Identify extensions missing updates

Identify extensions without recent status updates. This query returns a list of Azure extensions for SQL Server ordered by the number of days since the extension last updated its status. A value of '-1' indicates that the extension crashed and there's a callstack in the extension status.

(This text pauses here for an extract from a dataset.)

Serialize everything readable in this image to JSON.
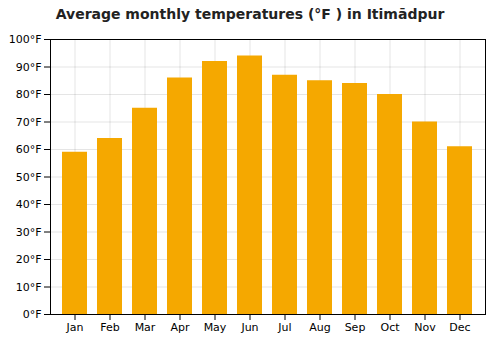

// Show the timestamp extracted
// If an extension has crashed (i.e. no heartbeat), fill timestamp with "1900/01/01, 00:00:00.000"
//
resources
| where type =~ 'microsoft.hybridcompute/machines/extensions'
| extend extensionStatus = parse_json(properties).instanceView.status.message
| extend timestampExtracted = extract(@"timestampUTC\s*:\s*(\d{4}/\d{2}/\d{2}, \d{2}:\d{2}:\d{2}\.\d{3})", 1, tostring(extensionStatus))
| extend timestampNullFilled = iff(isnull(timestampExtracted) or timestampExtracted == "", "1900/01/01, 00:00:00.000", timestampExtracted)
| extend timestampKustoFormattedString = strcat(replace(",", "", replace("/", "-", replace("/", "-", timestampNullFilled))), "Z")
| extend agentHeartbeatUtcTimestamp = todatetime(timestampKustoFormattedString)
| extend agentHeartbeatLagInDays = datetime_diff('day', now(), agentHeartbeatUtcTimestamp)
| project id, extensionStatus, agentHeartbeatUtcTimestamp, agentHeartbeatLagInDays
| limit 100
| order by ['agentHeartbeatLagInDays'] asc

This query returns a count of extensions grouped by the number of days since the extension last updated its status. A value of '-1' indicates that the extension crashed and there's a callstack in the extension status.

// Aggregate by timestamp
//
// -1: Crashed extension with no heartbeat, we got a stacktrace instead
//  0: Healthy
// >1: Stale/Offline
//
resources
| where type =~ 'microsoft.hybridcompute/machines/extensions'
| extend extensionStatus = parse_json(properties).instanceView.status.message
| extend timestampExtracted = extract(@"timestampUTC\s*:\s*(\d{4}/\d{2}/\d{2}, \d{2}:\d{2}:\d{2}\.\d{3})", 1, tostring(extensionStatus))
| extend timestampNullFilled = iff(isnull(timestampExtracted) or timestampExtracted == "", "1900/01/01, 00:00:00.000", timestampExtracted)
| extend timestampKustoFormattedString = strcat(replace(",", "", replace("/", "-", replace("/", "-", timestampNullFilled))), "Z")
| extend agentHeartbeatUtcTimestamp = todatetime(timestampKustoFormattedString)
| extend agentHeartbeatLagInDays = iff(agentHeartbeatUtcTimestamp == todatetime("1900/01/01, 00:00:00.000Z"), -1, datetime_diff('day', now(), agentHeartbeatUtcTimestamp))
| summarize numExtensions = count() by agentHeartbeatLagInDays
| order by numExtensions desc

Upgrade extension version

For more information about upgrading the Azure extension for SQL Server, see Upgrade extension.

To get the current extension version, review Release notes - SQL Server enabled by Azure Arc.